Karadeniz vapuru Mustafa Kemal projesiydi

Karadeniz vapuru Mustafa Kemal projesiydi

Karadeniz vapuru Mustafa Kemal projesiydi

Karadeniz vapuru bizzat Mustafa Kemal’in projesiydi, yüzen fuar’dı, dünyada ilkti.

1924 de Hollanda’dan satın alındı. 130 metre boyunda, 16 metre genişliğindeydi. Aslında siyahtı. Haliç’e çekildi bembeyaz boyandı kuğu gibi oldu. 1926’da Cumhuriyetin ilanından sadece 3 yıl sonra hazırdı.

Mustafa Kemal Mudanya’dan bindi, son denetlemeyi bizzat yaptı. Salonları, standları, güverteyi, kamaraları, mutfağı tek tek dolaştı, ürünlerimizi tek tek inceledi, personelle tek tek tanıştı. Geminin hatıra defterine “muvaffak olmuş bir iştir, bende gayet iyi izlenimler meydana getirdi, sunuş tarzı çok iyidir, takdir ve tebrik ederim” diye yazdı. Bandırma’ya kadar Karadeniz Vapuru’yla geldi, rıhtımdan uğurladı.

Gemide Türk Malı ürünlerden oluşan bir sergi vardı. İçinde üzüm, incir, Hereke halıları, Kütahya çinileri, lokum, Edirne sabunu, nakışlar, bakır tepsiler, tütün, yün, deri, koza, fındık tamamı Türk Malı ürünler olan sergiydi. Sergi salonları Sanayi Nefise Mektebi öğrencilerin yaptığı heykel, resim ve biblolarla süslenmişti. İbrahim Çallı gibi ressamlarımızın tabloları asılıydı. (Hereke halılarından Kütahya çinilerine, Hacıbekir lokumlarından Edirne sabunlarına kadar, nakışlar, çeşmibülbüller, bakır tepsiler, tütün, yün, deri, koza, fındık, incir, üzüm, haşhaş, tamamı Türk malı ürünlerden oluşan sergiydi. Camekânlar içinde, Anadolu Medeniyetleri Müzesi’nden seçilmiş antik eserler vardı.)
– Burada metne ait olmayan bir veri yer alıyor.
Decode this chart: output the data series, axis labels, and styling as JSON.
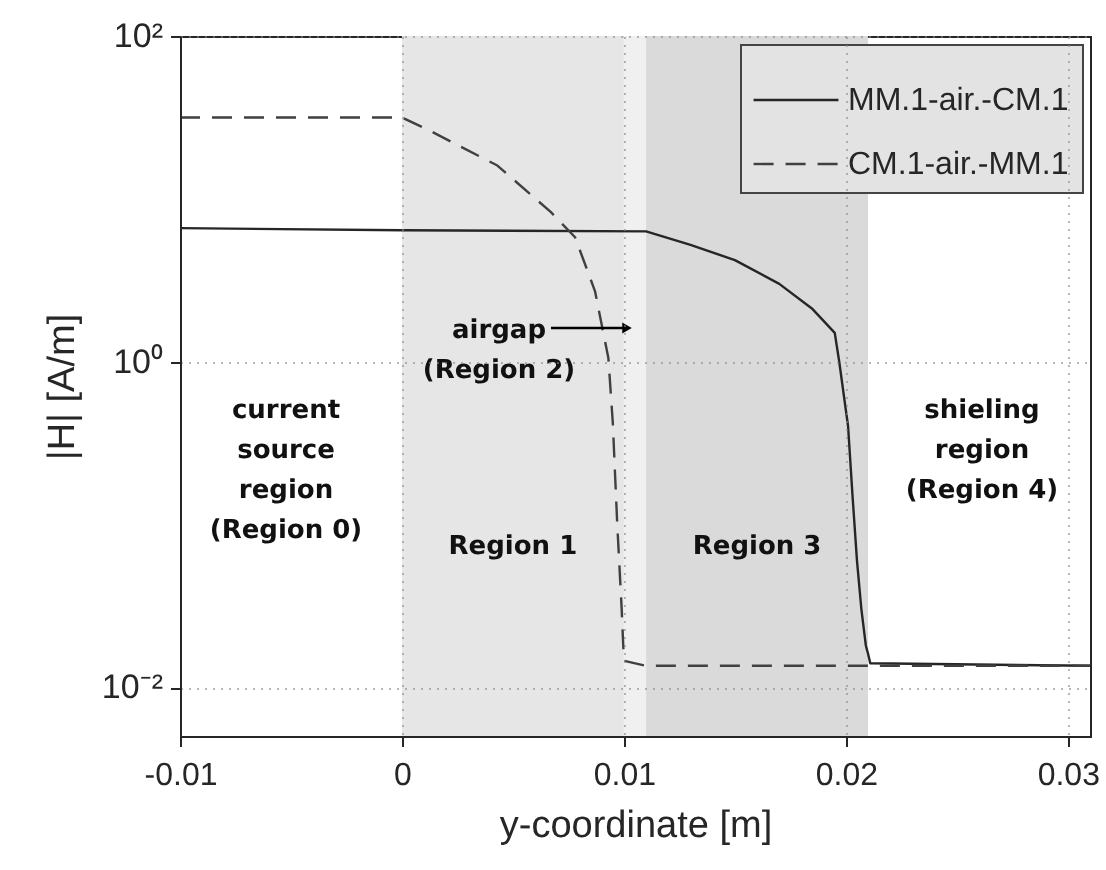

Dünyanın bize gelmesini beklemeyelim biz dünyaya gidelim vizyonuydu. Genç Türkiye’nin uluslararası halkla ilişkiler gemisiydi. 180 yolcusu 105 mürettebatı vardı, yolcuları Türkiye’nin aydınlarıydı.

Atatürk Karadeniz vapurundaVâlâ Nureddin, Mahmut Baler, Kemalettin Kamu, Celal Esat Arseven, ilk kadın milletvekillerimizden Mebrure Gönenç, ilk kadın gazetecilerimizden Bedia Celal, ilk kadın heykeltıraşlarımızdan Nermin Faruki, ses sanatçılarımız, tiyatro sanatçılarımız… Limanlarda gemiye binen yabancı konukları ağırlama görevini üstleniyorlardı.

Milletvekilleri gazeteciler heykeltraşlar, ses sanatçıları tiyatro sanatçıları, Cumhurbaşkanlığı Senfoni Orkestrası, İstiklal Marşı’nın bestecisi Zeki Üngör ve yönetimde 47 sanatçısıyla gemideydi. Her gidilen limanında o ülkenin milli marşı çalınıyor, konserler veriliyordu.

Kaptanlığını Atlantik’i geçen ilk yolcu gemimiz Gülcemal’in efsane kaptanı Lütfü bey yapıyordu. Liman İşletmeleri Genel Müdürü Rauf Manyas’da sergilerin müdürüydü. 7 lisan bilen Semiha Hanım protokol müdürüydü, dekorasyonu mimar Naci bey tarafından yapılmıştı. Bu kadroyu Mustafa Kemal seçmişti.

Vapur için özel logo hazırlanmıştı. Haber tanrısı Hermes, Karadeniz Vapuru’nun önünde yürüyordu, elinde asa yerine denizcilik işletmelerinin amblemini taşıyordu.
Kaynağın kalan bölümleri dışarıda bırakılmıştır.